Burdur’da AK Parti’de birinci sırada olması dolayısı ile Sayın Bayram Özçelik’in seçilmesi kesin olduğu belli idi. Bu seçimler her ne kadar Türkiye açısından önemli olsa da Burdur açısından da Sayın Bayram Özçelik için daha da önem kazandı. Nedenini sayın okuyucularımızla bir empati kurarak değerlendirelim…
Sayın Özçelik üç dönemdir vekillik yapmış biri, yani Ankara’nın tabiri yerinde ise ciğerini biliyor, devletin nasıl işlediğini, bürokrasiyi biliyor. Burdur’da en uzun süreli iktidar partisine mensup vekillik yapan tekamüle kalmış biri olarak Burdur’un tarihine geçecek. O zaman Sayın Bayram Özçelik’e de büyük görevler düşüyor.

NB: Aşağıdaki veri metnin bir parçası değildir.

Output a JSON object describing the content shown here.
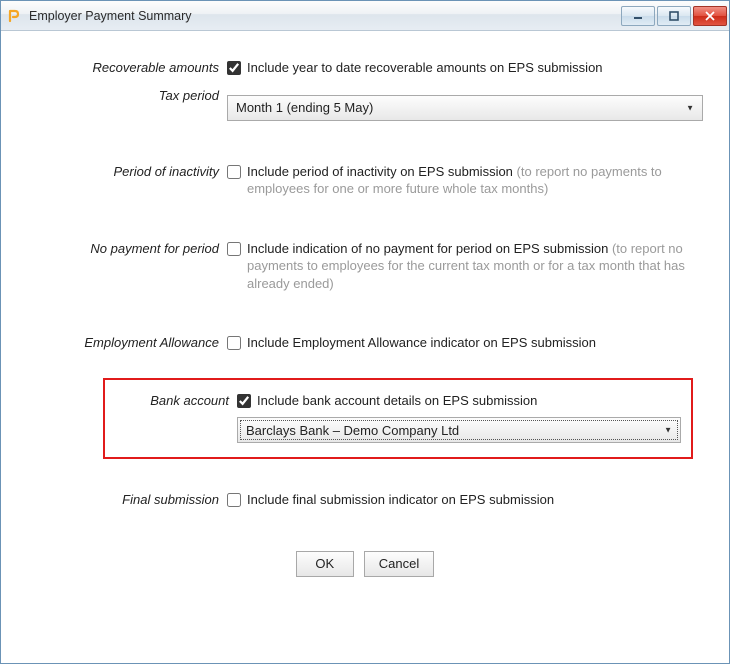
{
  "window": {
    "title": "Employer Payment Summary"
  },
  "form": {
    "recoverable": {
      "label": "Recoverable amounts",
      "checkbox_text": "Include year to date recoverable amounts on EPS submission",
      "checked": true
    },
    "tax_period": {
      "label": "Tax period",
      "selected": "Month 1 (ending 5 May)"
    },
    "inactivity": {
      "label": "Period of inactivity",
      "checkbox_text": "Include period of inactivity on EPS submission ",
      "hint": "(to report no payments to employees for one or more future whole tax months)",
      "checked": false
    },
    "no_payment": {
      "label": "No payment for period",
      "checkbox_text": "Include indication of no payment for period on EPS submission ",
      "hint": "(to report no payments to employees for the current tax month or for a tax month that has already ended)",
      "checked": false
    },
    "emp_allowance": {
      "label": "Employment Allowance",
      "checkbox_text": "Include Employment Allowance indicator on EPS submission",
      "checked": false
    },
    "bank_account": {
      "label": "Bank account",
      "checkbox_text": "Include bank account details on EPS submission",
      "checked": true,
      "selected": "Barclays Bank – Demo Company Ltd"
    },
    "final_submission": {
      "label": "Final submission",
      "checkbox_text": "Include final submission indicator on EPS submission",
      "checked": false
    }
  },
  "buttons": {
    "ok": "OK",
    "cancel": "Cancel"
  }
}
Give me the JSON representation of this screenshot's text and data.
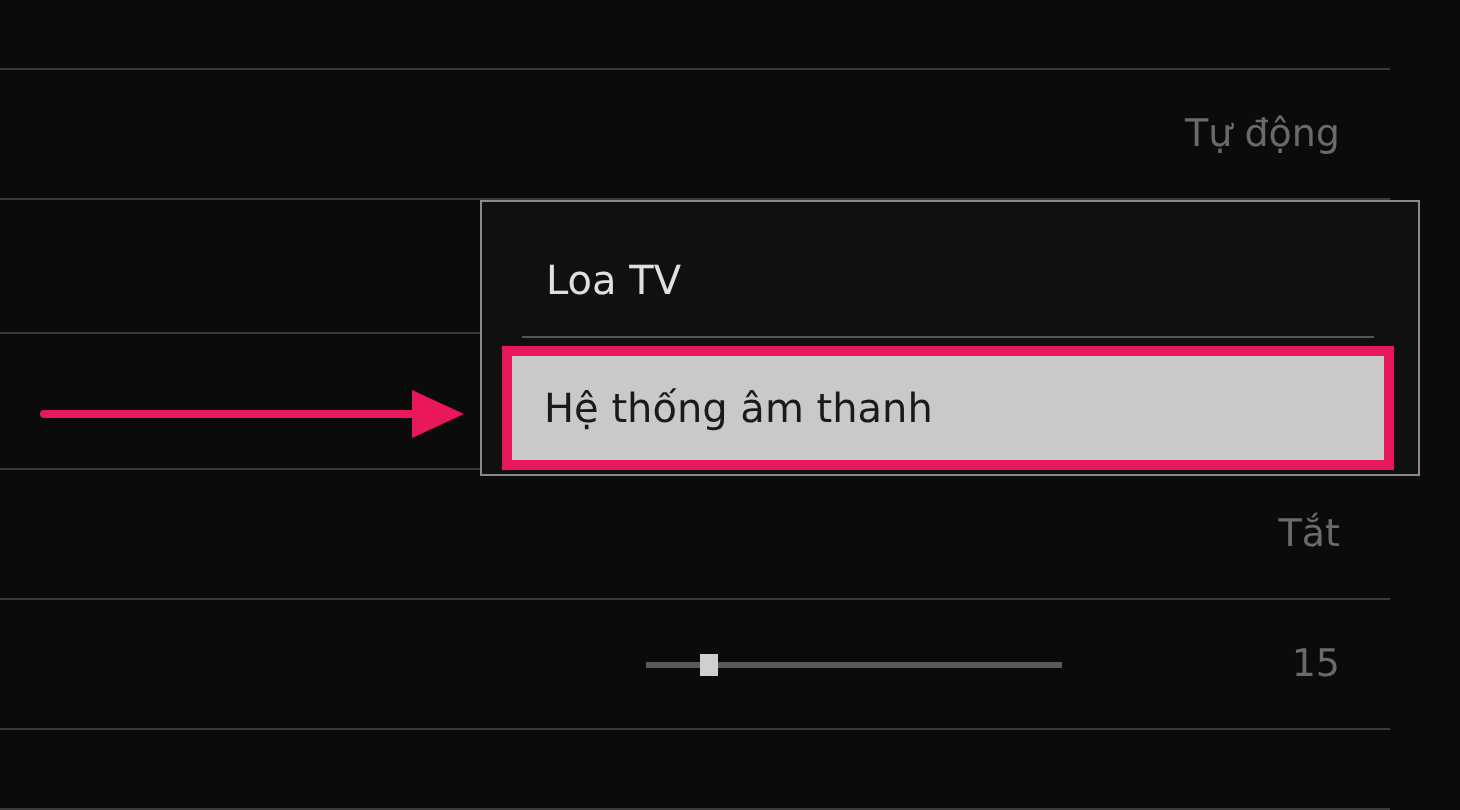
{
  "settings_rows": [
    {
      "kind": "blank"
    },
    {
      "kind": "value",
      "value": "Tự động"
    },
    {
      "kind": "blank"
    },
    {
      "kind": "blank"
    },
    {
      "kind": "value",
      "value": "Tắt"
    },
    {
      "kind": "slider",
      "level": 0.15,
      "reading": "15"
    },
    {
      "kind": "blank"
    }
  ],
  "popup_menu": {
    "items": [
      {
        "label": "Loa TV",
        "selected": false
      },
      {
        "label": "Hệ thống âm thanh",
        "selected": true
      }
    ]
  }
}
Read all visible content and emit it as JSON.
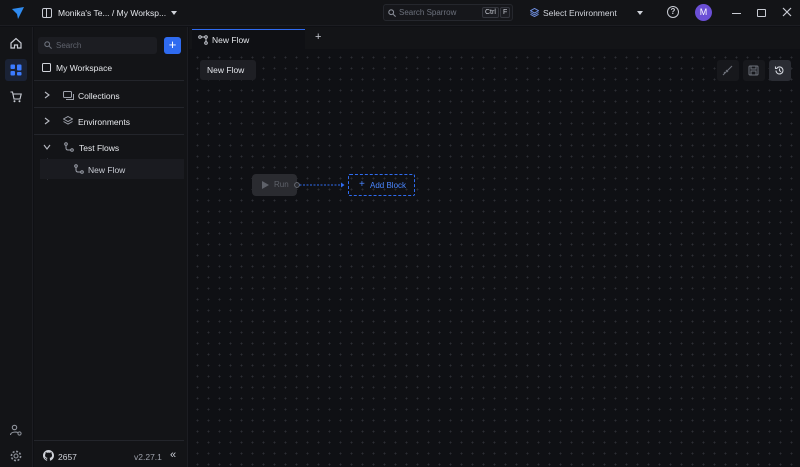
{
  "topbar": {
    "workspace_label": "Monika's Te... / My Worksp...",
    "search_placeholder": "Search Sparrow",
    "shortcut_key1": "Ctrl",
    "shortcut_key2": "F",
    "environment_label": "Select Environment",
    "help_glyph": "?",
    "avatar_initial": "M"
  },
  "sidebar": {
    "search_placeholder": "Search",
    "add_glyph": "+",
    "workspace_title": "My Workspace",
    "items": [
      {
        "label": "Collections"
      },
      {
        "label": "Environments"
      },
      {
        "label": "Test Flows"
      }
    ],
    "flow_item": "New Flow",
    "github_count": "2657",
    "version": "v2.27.1",
    "collapse_glyph": "«"
  },
  "tabs": [
    {
      "label": "New Flow"
    }
  ],
  "tab_add_glyph": "+",
  "canvas": {
    "flow_name": "New Flow",
    "run_label": "Run",
    "add_block_label": "Add Block"
  },
  "colors": {
    "accent": "#2f6bf0",
    "avatar": "#6b4fd6",
    "background": "#0f1014"
  },
  "icons": [
    "sparrow-logo",
    "workspace-icon",
    "search-icon",
    "env-icon",
    "help-icon",
    "home-icon",
    "collections-grid-icon",
    "cart-icon",
    "settings-user-icon",
    "gear-icon",
    "folder-icon",
    "layers-icon",
    "flow-icon",
    "github-icon",
    "broom-icon",
    "save-icon",
    "history-icon",
    "play-icon"
  ]
}
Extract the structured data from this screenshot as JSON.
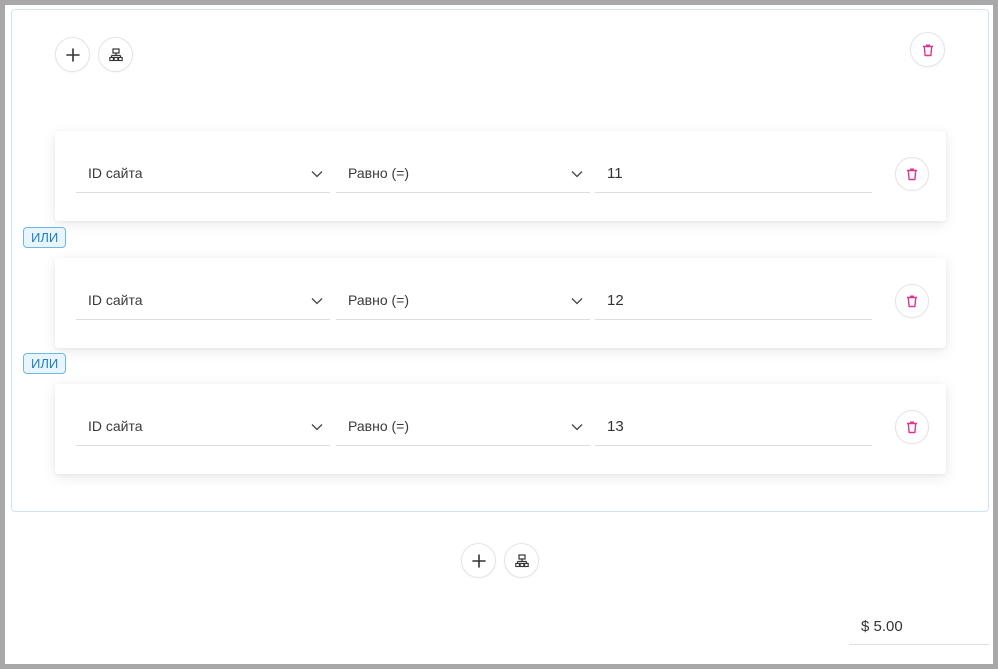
{
  "group": {
    "add_label": "+",
    "rules": [
      {
        "field": "ID сайта",
        "operator": "Равно (=)",
        "value": "11"
      },
      {
        "field": "ID сайта",
        "operator": "Равно (=)",
        "value": "12"
      },
      {
        "field": "ID сайта",
        "operator": "Равно (=)",
        "value": "13"
      }
    ],
    "or_labels": [
      "ИЛИ",
      "ИЛИ"
    ]
  },
  "bottom": {
    "add_label": "+"
  },
  "price": {
    "value": "$ 5.00"
  },
  "colors": {
    "delete_icon": "#e0338f",
    "or_badge_text": "#1e7fc0",
    "or_badge_border": "#6fb7e0",
    "group_border": "#cfe6f5"
  }
}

Siyasi olarak Burdur’a gelen 13 senede yatırım yapılmayan hizmetler vs.. bunları çoğaltmak mümkün. Biri çıkar “üç dönemdir Burdur’a ne hizmeti var?” der, diğeri çıkar “ şu kadar hizmet ettik, şunları yaptık” der. Bunları dillendiren şahsiyetler şu kadar hizmet edildi veya edilmedi söyleye dursun, Burdur’un hali, konumu belli. Hiç kimse Burdur’a yatırım gelmedi de diyemez, geldi de mutlu bir kent de diyemez. O zaman Burdur olarak STK’lardan alın da, idarecilerimize, politikacılarımıza varıncaya kadar bir karar vermemiz lazım. Burdur milli geliri artmış, insanların mutlu olduğu, köylüsü ile şehirlisi ile mutlu bir kent mi olacak, yoksa toplum olarak birbirimizi suçlamaktan ileriye gitmeyecek miyiz? İşte Sayın Özçelik’e de burada büyük görev düşüyor. Sayın Özçelik TBMM’ye giden vekillerin içinde tekamüle kalmış tek vekil…
Sayın Özçelik’in artık ben bilirim söyleminden, biz biliriz söylemini kullanarak, Burdur’un diğer vekilleri ile beraber olup, Burdur’un sorunlarını bir partili değil de, Burdur’a hizmet etmeye çalışan bir vekil olarak siyasette marka olması lazım, eser bırakması lazım. Yıllar geçse de unutulan bir isim değil, eser bırakmış, marka olmuş bir şahsiyet olmak mecburiyetinde….
Mutlaka bunları yaparken zorluklar olacak, karşı çıkmalar olacak, eleştiriler olacak, ancak şunu da bilmek lazım; Burdur ne kaybetti ise tartışamadığı için kaybetti, belirli bir zümrenin ben bilirim anlayışından kaybetti. Bugün Burdur hala eleştiriliyorsa bu Sayın Özçelik’in ben bilirim yapısından ve eleştirenlerin fikir ve düşünce üretememesinden kaynaklanmaktadır. Yani Sayın Özçelik’i eleştirenlerin Sayın Özçelik’in karşısına proje götüremediğinden, fikir ve düşüncelerinin olmayışından kaynaklanmaktadır. Ortada bir suç varsa bu Burdur’da yaşayan Sivil Toplum Örgütlerinden alın da siyasi partilere ve yerel yönetimlere varıncaya kadar suçludur. O zaman bütün yükümlülük Sayın Özçelik’e düşmektedir.
Bunu başarmanın da tek yolu; geçmişi sıfırlayıp, Burdur’un bütün sorunlarını, gelişmesi için çözüm yollarını yerel yönetimler, STK’lar gibi herkesin, idarecilerimizin “Burdur nasıl kalkınır, nasıl mutlu bir kent olur? düşüncesini masanın üzerine yatırılıp, bir karar verilmesi gerekmekte. Burdur’un geleceği üretilecek planlarla, gelecek yatırımlar için çözümler de bu plana göre gelmesi lazım. İşte buna da önderlik edecek tek siyasetçi Sayın Özçelik’tir. O yüzdendir ki, Sayın Özçelik ya bunu yaparak Burdur’un geleceğini kurtarıp, Burdur’a bayram yaşatacak, ya da eski tas eski hamam deyip, aynı düşünce ile Burdur’un geleceğini sahipsiz bırakacak ve tarihin tozlu sayfalarında kaybolup gidecektir.